Last year, Corey Collins hated practice. He was an All-Mississippi 8 Conference safety for Elk River, which had lost 16 games in a row before this season.

"I dreaded it," Collins said. "With all of the losing, football just wasn't much fun."

Last summer, Elk River brought in Hamilton, who had spent three years coaching in Georgia, a hotbed of high school football. He scrapped the Elks' spread offense and installed an old-school straight-T, which utilizes double tight ends, a full-house backfield and plenty of fakery.

"I was told in Georgia that I wouldn't be able to use it," Hamilton said. "Supposedly, the kids wouldn't play it. But we put up 31 points a game."

Hamilton shuffled some players around, moving Collins to quarterback and linebacker Moses Saygbe to fullback. Elk River's fortunes took off immediately as the team piled up rushing yards while winning five of its first six games.

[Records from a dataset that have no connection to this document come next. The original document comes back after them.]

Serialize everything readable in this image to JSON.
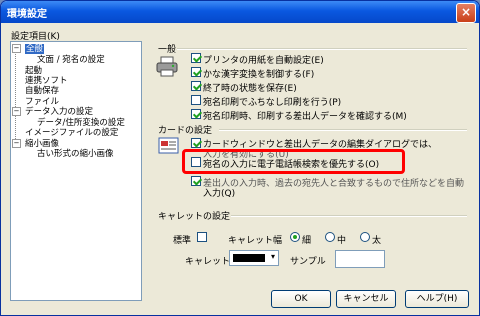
{
  "window": {
    "title": "環境設定",
    "close_symbol": "×"
  },
  "settings_list": {
    "label": "設定項目(K)",
    "items": [
      {
        "label": "全般",
        "selected": true
      },
      {
        "label": "文面 / 宛名の設定"
      },
      {
        "label": "起動"
      },
      {
        "label": "連携ソフト"
      },
      {
        "label": "自動保存"
      },
      {
        "label": "ファイル"
      },
      {
        "label": "データ入力の設定"
      },
      {
        "label": "データ/住所変換の設定"
      },
      {
        "label": "イメージファイルの設定"
      },
      {
        "label": "縮小画像"
      },
      {
        "label": "古い形式の縮小画像"
      }
    ]
  },
  "general": {
    "heading": "一般",
    "options": [
      {
        "label": "プリンタの用紙を自動設定(E)",
        "checked": true
      },
      {
        "label": "かな漢字変換を制御する(F)",
        "checked": true
      },
      {
        "label": "終了時の状態を保存(E)",
        "checked": true
      },
      {
        "label": "宛名印刷でふちなし印刷を行う(P)",
        "checked": false
      },
      {
        "label": "宛名印刷時、印刷する差出人データを確認する(M)",
        "checked": true
      }
    ]
  },
  "card": {
    "heading": "カードの設定",
    "options": [
      {
        "label": "カードウィンドウと差出人データの編集ダイアログでは、",
        "checked": true
      },
      {
        "label": "宛名の入力に電子電話帳検索を優先する(O)",
        "checked": false
      },
      {
        "label": "差出人の入力時、過去の宛先人と合致するもので住所などを自動",
        "checked": true
      }
    ],
    "option1_cont": "入力を有効にする(U)",
    "option3_cont": "入力(Q)"
  },
  "caret": {
    "heading": "キャレットの設定",
    "standard_label": "標準",
    "width_label": "キャレット幅",
    "widths": [
      {
        "label": "細",
        "selected": true
      },
      {
        "label": "中",
        "selected": false
      },
      {
        "label": "太",
        "selected": false
      }
    ],
    "color_label": "キャレット色",
    "color_value": "#000000",
    "sample_label": "サンプル"
  },
  "buttons": {
    "ok": "OK",
    "cancel": "キャンセル",
    "help": "ヘルプ(H)"
  },
  "annotation": {
    "highlight_color": "#ff0000"
  }
}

All with a team that averages a mere three passes a game.

"It's a whole different feeling this year," Collins said. "It took about two weeks to buy into what we are doing. Now, I keep thinking I wish we had been running this offense the entire time."

Knowing what works

In Lemke's 17 years at St. Croix Lutheran, he has taught just one offense: the split-back, or veer, option. It reached its peak in football coolness nearly 40 years ago when used by such college powers as Oklahoma and Nebraska. This season, in particular, it's been wildly successful for the Crusaders, who are top-ranked for the first time in school history.

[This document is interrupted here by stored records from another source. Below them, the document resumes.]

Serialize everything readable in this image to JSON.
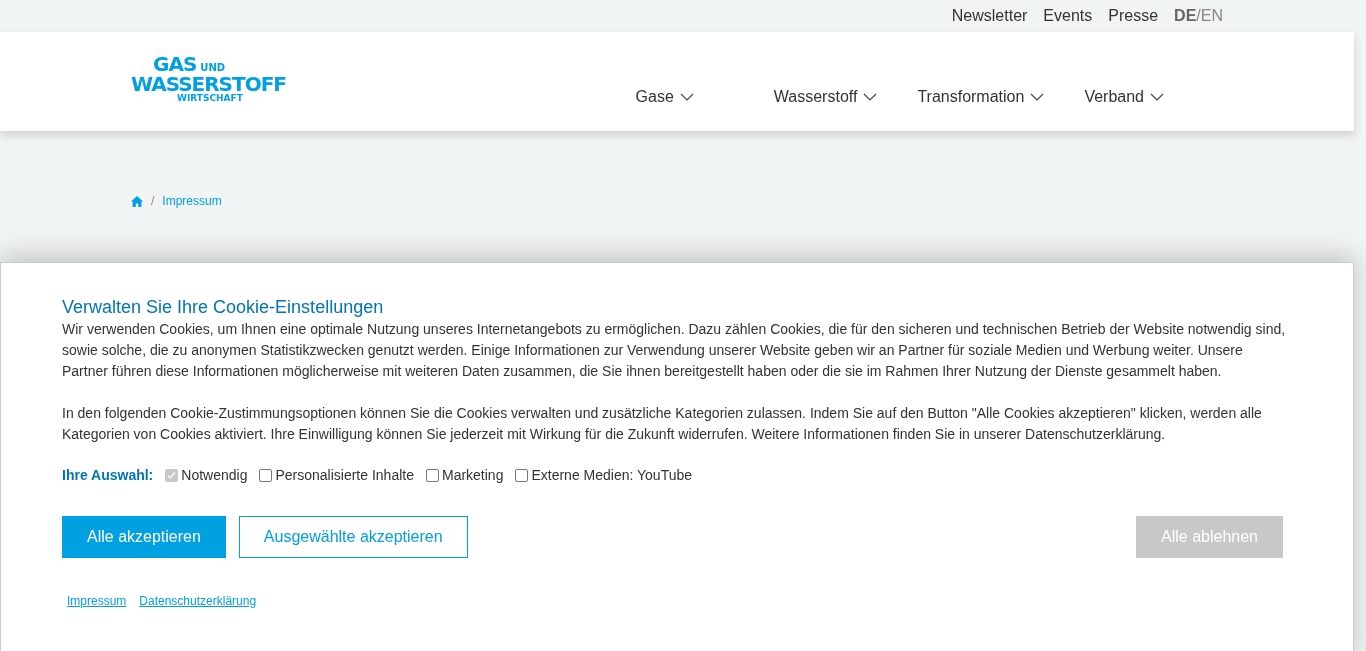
{
  "top_links": [
    "Newsletter",
    "Events",
    "Presse"
  ],
  "language_separator": "/",
  "languages": [
    {
      "label": "DE",
      "selected": true
    },
    {
      "label": "EN",
      "selected": false
    }
  ],
  "logo": {
    "line_1": "GAS",
    "line_1_small": "UND",
    "line_2": "WASSERSTOFF",
    "line_3": "WIRTSCHAFT"
  },
  "nav": [
    {
      "label": "Gase"
    },
    {
      "label": "Wasserstoff"
    },
    {
      "label": "Transformation"
    },
    {
      "label": "Verband"
    }
  ],
  "breadcrumb": {
    "separator": "/",
    "current": "Impressum"
  },
  "cookie_banner": {
    "title": "Verwalten Sie Ihre Cookie-Einstellungen",
    "paragraphs": [
      "Wir verwenden Cookies, um Ihnen eine optimale Nutzung unseres Internetangebots zu ermöglichen. Dazu zählen Cookies, die für den sicheren und technischen Betrieb der Website notwendig sind, sowie solche, die zu anonymen Statistikzwecken genutzt werden. Einige Informationen zur Verwendung unserer Website geben wir an Partner für soziale Medien und Werbung weiter. Unsere Partner führen diese Informationen möglicherweise mit weiteren Daten zusammen, die Sie ihnen bereitgestellt haben oder die sie im Rahmen Ihrer Nutzung der Dienste gesammelt haben.",
      "In den folgenden Cookie-Zustimmungsoptionen können Sie die Cookies verwalten und zusätzliche Kategorien zulassen. Indem Sie auf den Button \"Alle Cookies akzeptieren\" klicken, werden alle Kategorien von Cookies aktiviert. Ihre Einwilligung können Sie jederzeit mit Wirkung für die Zukunft widerrufen. Weitere Informationen finden Sie in unserer Datenschutzerklärung."
    ],
    "choice_label": "Ihre Auswahl:",
    "options": [
      {
        "label": "Notwendig",
        "checked": true,
        "disabled": true
      },
      {
        "label": "Personalisierte Inhalte",
        "checked": false,
        "disabled": false
      },
      {
        "label": "Marketing",
        "checked": false,
        "disabled": false
      },
      {
        "label": "Externe Medien: YouTube",
        "checked": false,
        "disabled": false
      }
    ],
    "buttons": [
      {
        "label": "Alle akzeptieren",
        "kind": "primary"
      },
      {
        "label": "Ausgewählte akzeptieren",
        "kind": "outline"
      },
      {
        "label": "Alle ablehnen",
        "kind": "muted"
      }
    ],
    "footer_links": [
      "Impressum",
      "Datenschutzerklärung"
    ]
  }
}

The reason for the run-minded veer, Lemke admitted, is that it's all he knows.

"I like option football," he said. "I don't have a clue on how to throw the ball."

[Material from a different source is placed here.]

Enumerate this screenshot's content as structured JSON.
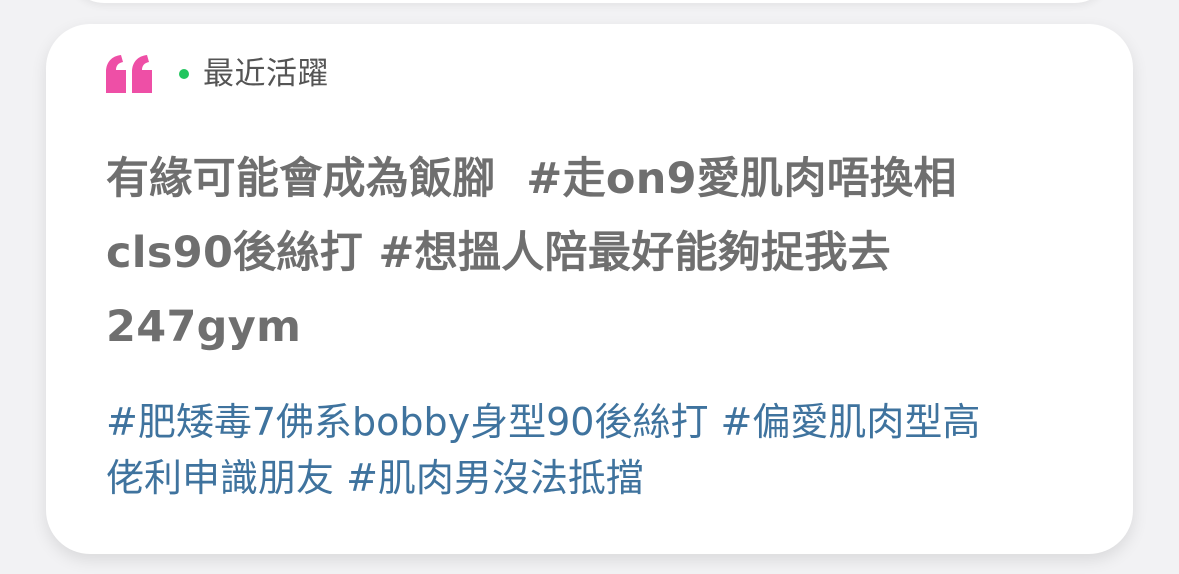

Relying on precision rather than a large playbook, the option demands a commitment to details and discipline.

"We only have three or four plays," Lemke said. "We work and work and work on precision.

"We are always smaller than our opponents. We have 160-pound guards, 180-pound tackles. We have success because we get kids to buy into it."

A choreographed dance

Growing up in Virginia, Stone was intrigued by the single wing, an offense developed by legendary coach Glenn "Pop" Warner that dates back more than 100 years. Marked by tightly bunched formations on the line and in the backfield and direct snaps to a quarterback who runs through a progression of fakes, the offense screams rugby but is more a highly choreographed dance.

When Stone became Shakopee's head coach, he decided to see if the offense still had life.

"There's an element of deception to it," Stone said. "We had to teach our [quarterbacks] to completely turn in a circle. And we always have an option if teams try to take something away."

At first, Shakopee fans scratched their heads at what they were seeing. But the offense showed signs of competency, buying Stone and his staff time to develop the style.

"We stunk to begin with," he said, "but fans were just happy to see the ball moving."

By spreading the system throughout the youth program, Shakopee improved its fortunes dramatically. The Sabers went 9-1 last year and are undefeated this year, which has Stone breathing a little more comfortably.

"It was kind of a risky coaching move," Stone said. "If it doesn't work, I may be done. Who would hire me as a coach?"